O David responde: “Por que você deve mudar?”
O Omar responde: “ Por que você deve confiar em mim para governar?”
Essa diferença pode ser decisiva na campanha. Afinal, eleição não é apenas uma disputa de propostas, também é uma disputa de confiança.
A BATALHA PELO INTERIOR FICOU MAIS CLARA
A convenção di Omar trouxe um elemento que o David terá de enfrentar: a presença de prefeitos e lideranças municipais ao lado do senador reforça a percepção de que o grupo conseguiu montar uma rede política ampla.
Isso não significa, evidentemente, que prefeito transfira automaticamente voto. Não transfere, mas prefeito ajuda a organizar campanha, mobilizar lideranças, abrir portas e construir palanques.
Isso, numa eleição estadual, pesa. E pesa muito!
O Omar já vinha trabalhando nessa direção desde a pré-campanha, com reuniões e articulações envolvendo lideranças da capital e do interior.
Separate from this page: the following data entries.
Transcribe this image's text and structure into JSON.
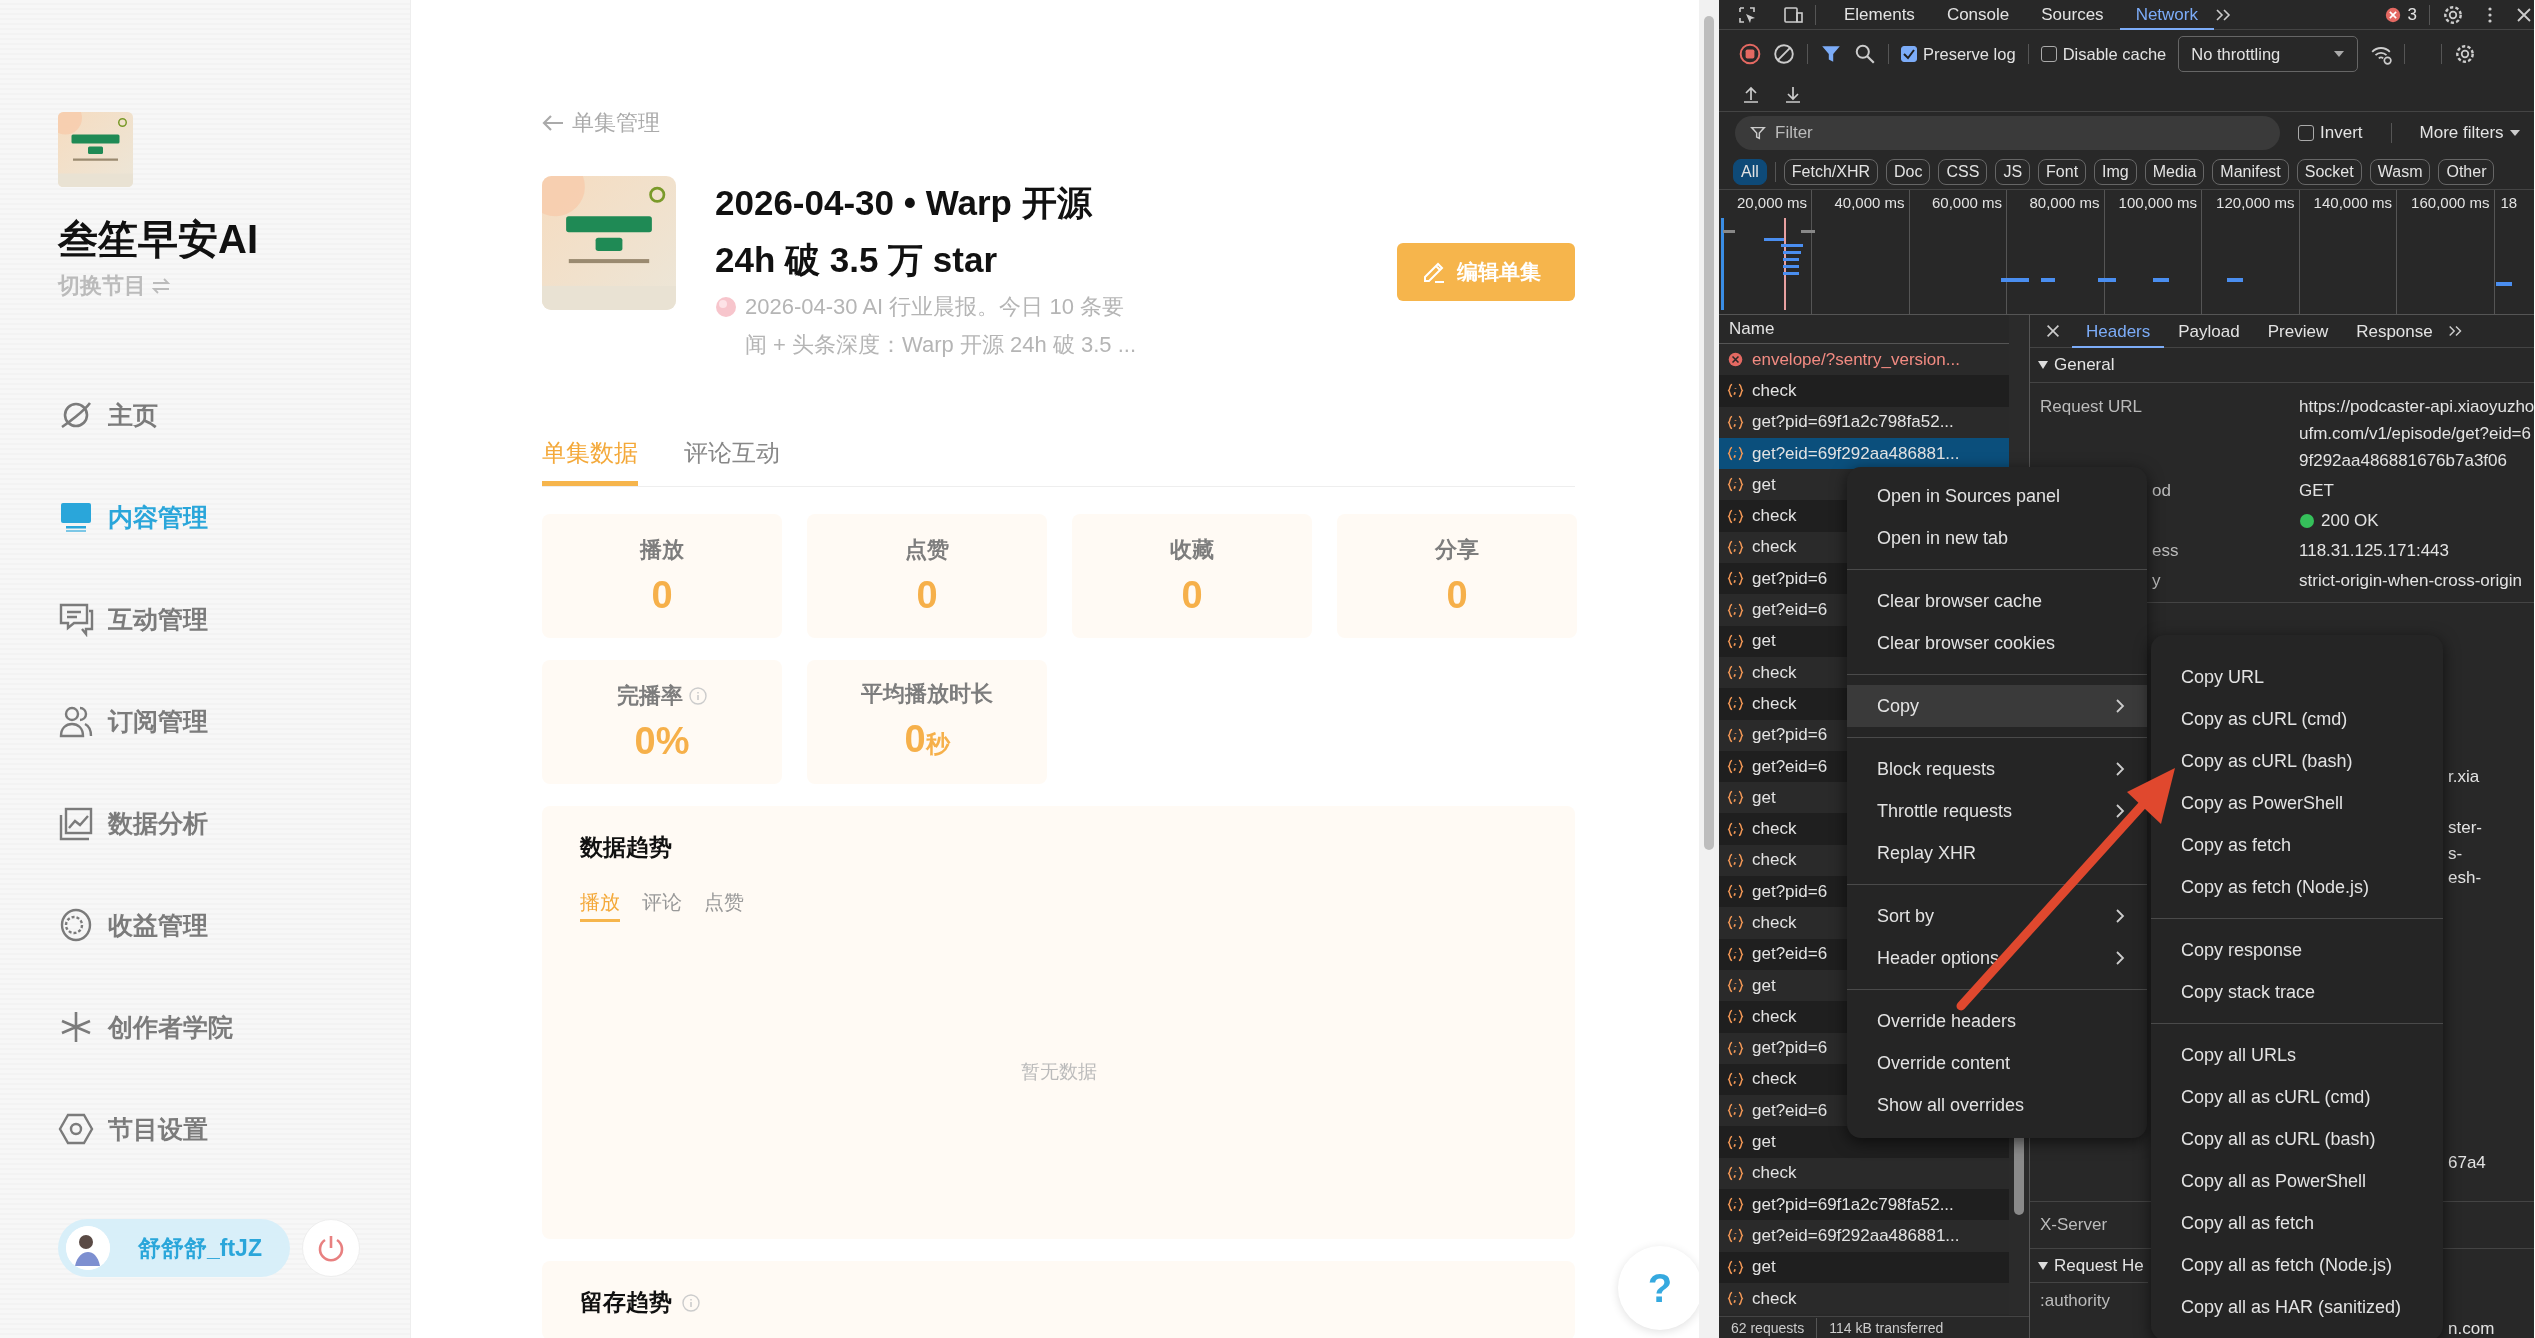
{
  "sidebar": {
    "show_title": "叁笙早安AI",
    "switch_label": "切换节目",
    "nav": [
      {
        "label": "主页",
        "selected": false
      },
      {
        "label": "内容管理",
        "selected": true
      },
      {
        "label": "互动管理",
        "selected": false
      },
      {
        "label": "订阅管理",
        "selected": false
      },
      {
        "label": "数据分析",
        "selected": false
      },
      {
        "label": "收益管理",
        "selected": false
      },
      {
        "label": "创作者学院",
        "selected": false
      },
      {
        "label": "节目设置",
        "selected": false
      }
    ],
    "user": {
      "name": "舒舒舒_ftJZ"
    }
  },
  "main": {
    "back_label": "单集管理",
    "episode": {
      "title": "2026-04-30 • Warp 开源 24h 破 3.5 万 star",
      "description": "2026-04-30 AI 行业晨报。今日 10 条要闻 + 头条深度：Warp 开源 24h 破 3.5 ..."
    },
    "edit_button": "编辑单集",
    "tabs": [
      {
        "label": "单集数据",
        "selected": true
      },
      {
        "label": "评论互动",
        "selected": false
      }
    ],
    "stats": [
      {
        "label": "播放",
        "value": "0",
        "info": false
      },
      {
        "label": "点赞",
        "value": "0",
        "info": false
      },
      {
        "label": "收藏",
        "value": "0",
        "info": false
      },
      {
        "label": "分享",
        "value": "0",
        "info": false
      },
      {
        "label": "完播率",
        "value": "0%",
        "info": true
      },
      {
        "label": "平均播放时长",
        "value": "0",
        "unit": "秒",
        "info": false
      }
    ],
    "trend": {
      "title": "数据趋势",
      "tabs": [
        {
          "label": "播放",
          "selected": true
        },
        {
          "label": "评论",
          "selected": false
        },
        {
          "label": "点赞",
          "selected": false
        }
      ],
      "empty_text": "暂无数据"
    },
    "retention": {
      "title": "留存趋势",
      "info": true
    },
    "help": "?"
  },
  "devtools": {
    "panel_tabs": [
      {
        "label": "Elements",
        "selected": false
      },
      {
        "label": "Console",
        "selected": false
      },
      {
        "label": "Sources",
        "selected": false
      },
      {
        "label": "Network",
        "selected": true
      }
    ],
    "error_count": "3",
    "toolbar": {
      "preserve_log": {
        "label": "Preserve log",
        "checked": true
      },
      "disable_cache": {
        "label": "Disable cache",
        "checked": false
      },
      "throttling": "No throttling"
    },
    "filter": {
      "placeholder": "Filter",
      "invert": {
        "label": "Invert",
        "checked": false
      },
      "more_filters": "More filters"
    },
    "type_filters": [
      {
        "label": "All",
        "selected": true
      },
      {
        "label": "Fetch/XHR",
        "selected": false
      },
      {
        "label": "Doc",
        "selected": false
      },
      {
        "label": "CSS",
        "selected": false
      },
      {
        "label": "JS",
        "selected": false
      },
      {
        "label": "Font",
        "selected": false
      },
      {
        "label": "Img",
        "selected": false
      },
      {
        "label": "Media",
        "selected": false
      },
      {
        "label": "Manifest",
        "selected": false
      },
      {
        "label": "Socket",
        "selected": false
      },
      {
        "label": "Wasm",
        "selected": false
      },
      {
        "label": "Other",
        "selected": false
      }
    ],
    "timeline_ticks": [
      "20,000 ms",
      "40,000 ms",
      "60,000 ms",
      "80,000 ms",
      "100,000 ms",
      "120,000 ms",
      "140,000 ms",
      "160,000 ms",
      "18"
    ],
    "requests": {
      "column": "Name",
      "rows": [
        {
          "name": "envelope/?sentry_version...",
          "kind": "error",
          "selected": false
        },
        {
          "name": "check",
          "kind": "fetch",
          "selected": false
        },
        {
          "name": "get?pid=69f1a2c798fa52...",
          "kind": "fetch",
          "selected": false
        },
        {
          "name": "get?eid=69f292aa486881...",
          "kind": "fetch",
          "selected": true
        },
        {
          "name": "get",
          "kind": "fetch",
          "selected": false
        },
        {
          "name": "check",
          "kind": "fetch",
          "selected": false
        },
        {
          "name": "check",
          "kind": "fetch",
          "selected": false
        },
        {
          "name": "get?pid=6",
          "kind": "fetch",
          "selected": false
        },
        {
          "name": "get?eid=6",
          "kind": "fetch",
          "selected": false
        },
        {
          "name": "get",
          "kind": "fetch",
          "selected": false
        },
        {
          "name": "check",
          "kind": "fetch",
          "selected": false
        },
        {
          "name": "check",
          "kind": "fetch",
          "selected": false
        },
        {
          "name": "get?pid=6",
          "kind": "fetch",
          "selected": false
        },
        {
          "name": "get?eid=6",
          "kind": "fetch",
          "selected": false
        },
        {
          "name": "get",
          "kind": "fetch",
          "selected": false
        },
        {
          "name": "check",
          "kind": "fetch",
          "selected": false
        },
        {
          "name": "check",
          "kind": "fetch",
          "selected": false
        },
        {
          "name": "get?pid=6",
          "kind": "fetch",
          "selected": false
        },
        {
          "name": "check",
          "kind": "fetch",
          "selected": false
        },
        {
          "name": "get?eid=6",
          "kind": "fetch",
          "selected": false
        },
        {
          "name": "get",
          "kind": "fetch",
          "selected": false
        },
        {
          "name": "check",
          "kind": "fetch",
          "selected": false
        },
        {
          "name": "get?pid=6",
          "kind": "fetch",
          "selected": false
        },
        {
          "name": "check",
          "kind": "fetch",
          "selected": false
        },
        {
          "name": "get?eid=6",
          "kind": "fetch",
          "selected": false
        },
        {
          "name": "get",
          "kind": "fetch",
          "selected": false
        },
        {
          "name": "check",
          "kind": "fetch",
          "selected": false
        },
        {
          "name": "get?pid=69f1a2c798fa52...",
          "kind": "fetch",
          "selected": false
        },
        {
          "name": "get?eid=69f292aa486881...",
          "kind": "fetch",
          "selected": false
        },
        {
          "name": "get",
          "kind": "fetch",
          "selected": false
        },
        {
          "name": "check",
          "kind": "fetch",
          "selected": false
        }
      ]
    },
    "detail": {
      "tabs": [
        {
          "label": "Headers",
          "selected": true
        },
        {
          "label": "Payload",
          "selected": false
        },
        {
          "label": "Preview",
          "selected": false
        },
        {
          "label": "Response",
          "selected": false
        }
      ],
      "general_title": "General",
      "general": [
        {
          "label": "Request URL",
          "value": "https://podcaster-api.xiaoyuzhoufm.com/v1/episode/get?eid=69f292aa486881676b7a3f06",
          "kind": "plain"
        },
        {
          "label": "od",
          "value": "GET",
          "kind": "clipped"
        },
        {
          "value": "200 OK",
          "kind": "status"
        },
        {
          "label": "ess",
          "value": "118.31.125.171:443",
          "kind": "clipped"
        },
        {
          "label": "y",
          "value": "strict-origin-when-cross-origin",
          "kind": "clipped"
        }
      ],
      "fragments": [
        "r.xia",
        "ster-",
        "s-",
        "esh-",
        "67a4",
        "n.com"
      ],
      "x_server_label": "X-Server",
      "request_headers_title": "Request He",
      "authority_label": ":authority"
    },
    "status": {
      "requests": "62 requests",
      "transferred": "114 kB transferred"
    },
    "context_menu": {
      "groups": [
        {
          "items": [
            {
              "label": "Open in Sources panel",
              "has_submenu": false,
              "highlighted": false
            },
            {
              "label": "Open in new tab",
              "has_submenu": false,
              "highlighted": false
            }
          ]
        },
        {
          "items": [
            {
              "label": "Clear browser cache",
              "has_submenu": false,
              "highlighted": false
            },
            {
              "label": "Clear browser cookies",
              "has_submenu": false,
              "highlighted": false
            }
          ]
        },
        {
          "items": [
            {
              "label": "Copy",
              "has_submenu": true,
              "highlighted": true
            }
          ]
        },
        {
          "items": [
            {
              "label": "Block requests",
              "has_submenu": true,
              "highlighted": false
            },
            {
              "label": "Throttle requests",
              "has_submenu": true,
              "highlighted": false
            },
            {
              "label": "Replay XHR",
              "has_submenu": false,
              "highlighted": false
            }
          ]
        },
        {
          "items": [
            {
              "label": "Sort by",
              "has_submenu": true,
              "highlighted": false
            },
            {
              "label": "Header options",
              "has_submenu": true,
              "highlighted": false
            }
          ]
        },
        {
          "items": [
            {
              "label": "Override headers",
              "has_submenu": false,
              "highlighted": false
            },
            {
              "label": "Override content",
              "has_submenu": false,
              "highlighted": false
            },
            {
              "label": "Show all overrides",
              "has_submenu": false,
              "highlighted": false
            }
          ]
        }
      ]
    },
    "copy_submenu": {
      "groups": [
        {
          "items": [
            "Copy URL",
            "Copy as cURL (cmd)",
            "Copy as cURL (bash)",
            "Copy as PowerShell",
            "Copy as fetch",
            "Copy as fetch (Node.js)"
          ]
        },
        {
          "items": [
            "Copy response",
            "Copy stack trace"
          ]
        },
        {
          "items": [
            "Copy all URLs",
            "Copy all as cURL (cmd)",
            "Copy all as cURL (bash)",
            "Copy all as PowerShell",
            "Copy all as fetch",
            "Copy all as fetch (Node.js)",
            "Copy all as HAR (sanitized)"
          ]
        }
      ]
    }
  }
}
Agora, a convenção colocou essa estratégia em grande visibilidade.
O David, por sua vez, terá de mostrar que a força política construída em Manaus consegue atravessar o rio Negro e chegar aos municípios.
É aí que a eleição pode começar a se decidir.
A DISPUTA AGORA É ENTRE DOIS DISCURSOS
Se olharmos os discursos das duas convenções, fica evidente que o Omar e o David estão tentando construir narrativas diferentes.
O David quer falar de futuro, o Omar quer falar de capacidade política.
O David quer falar de mudança, o Omar quer falar de experiência.
O David mira a gestão atual, o Omar procura se colocar acima da briga direta com os adversários e apresentar uma frente política mais ampla.
Existe, porém, uma questão que os dois terão de enfrentar: nenhum dos dois poderá passar a campanha inteira falando apenas do adversário.
O eleitor vai querer saber o que cada um pretende fazer com a saúde, segurança, educação, infraestrutura e economia do Amazonas, e, principalmente, como pretende fazer.
OMAR TEM A ALIANÇA. DAVID TEM O DISCURSO
O Omar saiu da convenção com uma demonstração clara de força política.
O David saiu da sua convenção com uma mensagem mais agressiva e propostas mais ao gosto do eleitor.
Isso cria uma disputa interessante: o Omar tem uma rede de alianças; o David tem uma narrativa.
O Omar tem prefeitos; o David tem a máquina política de Manaus ao seu redor, agora comandada por Renato Júnior, que já declarou publicamente sua lealdade ao grupo. Renato também passou a coordenar a campanha do David.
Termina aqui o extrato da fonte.